結城の足音が遠ざかり、玄関から出て行くのがわかると、女性たちはまた騒ぎ始めた。
「笑った!」
珠美が興奮して言う。
「何、あのかわいさ。とてつもなくきれいで、色気もあるのに、あの子供みたいな笑顔! 信じらんない」
鈴木さんはほっぺたを両手で押さえて、目を閉じている。
「鈴木さん、子供のお迎えの時間、せまってますよ」
珠美が言うと
「わかってますって」
と鈴木さんが口をふくらます。
「余韻に浸らせてよ」
「あの人に会うと、なんかしら、お土産をおいてくね」
八田さんが言う。
「奈々子、気に入られてるじゃん」
珠美が奈々子の背中を叩いた。
「そんなことないよ」
奈々子は笑って返した。
「気に入られてるって。

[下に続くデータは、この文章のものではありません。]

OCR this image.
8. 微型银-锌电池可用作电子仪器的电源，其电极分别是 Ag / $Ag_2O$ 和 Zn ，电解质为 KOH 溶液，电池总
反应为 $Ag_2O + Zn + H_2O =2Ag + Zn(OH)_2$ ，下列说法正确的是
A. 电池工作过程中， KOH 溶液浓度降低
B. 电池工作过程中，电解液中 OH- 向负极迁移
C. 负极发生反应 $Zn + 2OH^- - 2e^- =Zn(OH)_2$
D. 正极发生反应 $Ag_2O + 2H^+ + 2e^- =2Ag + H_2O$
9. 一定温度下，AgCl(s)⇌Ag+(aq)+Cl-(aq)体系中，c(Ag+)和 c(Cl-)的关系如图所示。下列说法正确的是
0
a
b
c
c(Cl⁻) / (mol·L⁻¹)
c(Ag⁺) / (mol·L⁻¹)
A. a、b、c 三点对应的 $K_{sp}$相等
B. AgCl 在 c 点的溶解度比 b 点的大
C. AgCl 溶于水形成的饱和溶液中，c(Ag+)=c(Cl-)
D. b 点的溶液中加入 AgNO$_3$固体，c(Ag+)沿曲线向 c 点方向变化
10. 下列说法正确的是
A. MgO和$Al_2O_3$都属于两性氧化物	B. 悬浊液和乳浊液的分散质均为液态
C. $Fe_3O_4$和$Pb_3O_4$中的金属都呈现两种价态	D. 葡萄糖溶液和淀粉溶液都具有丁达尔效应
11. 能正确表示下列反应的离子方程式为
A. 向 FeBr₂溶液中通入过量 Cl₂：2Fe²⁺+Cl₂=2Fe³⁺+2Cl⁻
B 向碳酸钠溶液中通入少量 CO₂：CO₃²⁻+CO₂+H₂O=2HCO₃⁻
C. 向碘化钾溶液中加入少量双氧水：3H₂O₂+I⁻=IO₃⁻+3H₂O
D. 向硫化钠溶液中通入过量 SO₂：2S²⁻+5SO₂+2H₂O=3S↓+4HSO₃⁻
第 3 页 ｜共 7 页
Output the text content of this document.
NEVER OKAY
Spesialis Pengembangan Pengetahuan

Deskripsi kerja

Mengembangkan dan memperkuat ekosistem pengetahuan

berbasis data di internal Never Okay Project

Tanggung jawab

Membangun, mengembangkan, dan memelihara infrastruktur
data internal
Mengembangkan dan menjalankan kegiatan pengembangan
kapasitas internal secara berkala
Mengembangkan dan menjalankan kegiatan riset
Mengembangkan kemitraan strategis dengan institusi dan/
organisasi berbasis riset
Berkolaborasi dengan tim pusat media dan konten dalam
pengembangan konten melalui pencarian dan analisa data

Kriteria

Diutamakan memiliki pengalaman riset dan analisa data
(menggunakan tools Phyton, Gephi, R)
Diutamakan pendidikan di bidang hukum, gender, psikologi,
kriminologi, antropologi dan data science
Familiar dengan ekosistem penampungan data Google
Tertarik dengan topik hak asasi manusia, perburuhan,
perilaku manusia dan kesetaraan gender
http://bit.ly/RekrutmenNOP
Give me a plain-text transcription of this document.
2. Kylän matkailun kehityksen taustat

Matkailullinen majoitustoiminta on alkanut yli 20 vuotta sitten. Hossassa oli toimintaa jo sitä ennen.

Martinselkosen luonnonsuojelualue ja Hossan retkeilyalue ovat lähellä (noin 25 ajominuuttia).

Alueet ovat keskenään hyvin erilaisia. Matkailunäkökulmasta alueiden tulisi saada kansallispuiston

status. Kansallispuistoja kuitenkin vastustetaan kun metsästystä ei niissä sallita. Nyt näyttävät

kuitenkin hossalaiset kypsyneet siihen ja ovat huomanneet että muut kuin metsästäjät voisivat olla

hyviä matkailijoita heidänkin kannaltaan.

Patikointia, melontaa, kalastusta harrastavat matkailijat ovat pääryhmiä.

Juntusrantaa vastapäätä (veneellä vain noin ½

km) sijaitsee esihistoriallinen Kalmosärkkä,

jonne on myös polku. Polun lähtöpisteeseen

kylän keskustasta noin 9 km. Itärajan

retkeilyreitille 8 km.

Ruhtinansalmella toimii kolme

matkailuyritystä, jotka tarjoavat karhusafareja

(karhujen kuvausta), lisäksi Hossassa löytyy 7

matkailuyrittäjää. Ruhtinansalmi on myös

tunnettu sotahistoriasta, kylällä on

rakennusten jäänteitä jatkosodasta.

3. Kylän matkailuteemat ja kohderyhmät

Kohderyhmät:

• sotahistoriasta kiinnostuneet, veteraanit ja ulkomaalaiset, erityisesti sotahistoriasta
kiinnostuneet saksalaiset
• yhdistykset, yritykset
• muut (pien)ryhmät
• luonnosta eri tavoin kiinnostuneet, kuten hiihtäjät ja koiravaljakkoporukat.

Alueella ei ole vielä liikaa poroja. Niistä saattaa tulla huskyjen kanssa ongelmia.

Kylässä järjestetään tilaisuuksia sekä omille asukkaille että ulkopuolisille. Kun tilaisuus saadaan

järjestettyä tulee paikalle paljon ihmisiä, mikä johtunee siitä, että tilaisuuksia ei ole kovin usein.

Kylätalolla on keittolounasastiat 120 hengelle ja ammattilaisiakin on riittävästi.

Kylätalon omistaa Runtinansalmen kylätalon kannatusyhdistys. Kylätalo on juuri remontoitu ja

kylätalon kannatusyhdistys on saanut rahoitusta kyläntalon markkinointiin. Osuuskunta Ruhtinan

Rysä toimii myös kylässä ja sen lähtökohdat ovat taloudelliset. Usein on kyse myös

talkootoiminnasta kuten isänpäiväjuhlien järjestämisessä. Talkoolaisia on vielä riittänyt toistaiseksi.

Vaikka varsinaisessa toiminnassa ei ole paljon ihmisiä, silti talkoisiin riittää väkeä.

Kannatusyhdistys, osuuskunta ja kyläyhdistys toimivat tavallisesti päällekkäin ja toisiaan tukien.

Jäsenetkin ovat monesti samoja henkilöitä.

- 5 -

なんか奈々子のほう、しきりに見てたよ」
「まさか」
「ほんと、ほんと」
鈴木さんもうなずく。
「それで、決まってちょっと笑うんだよね」
八田さんも言った。
「ええ? わたし、おかしなことしてた?」
奈々子はびっくりして訊ねる。
「別に……ねえ?」
珠美が首を傾げた。
「うん。いつも通り」
みんなはうなずいた。
「やっぱり気に入られてるんだよ」
鈴木さんはうなずくと
「じゃあ、またね。ああ、おくれちゃう」
と言って、鞄を抱えて部屋から出て行った。
「線をひく」
と心に決めていたけれど、奈々子は胸のドキドキを押さえることができなかった。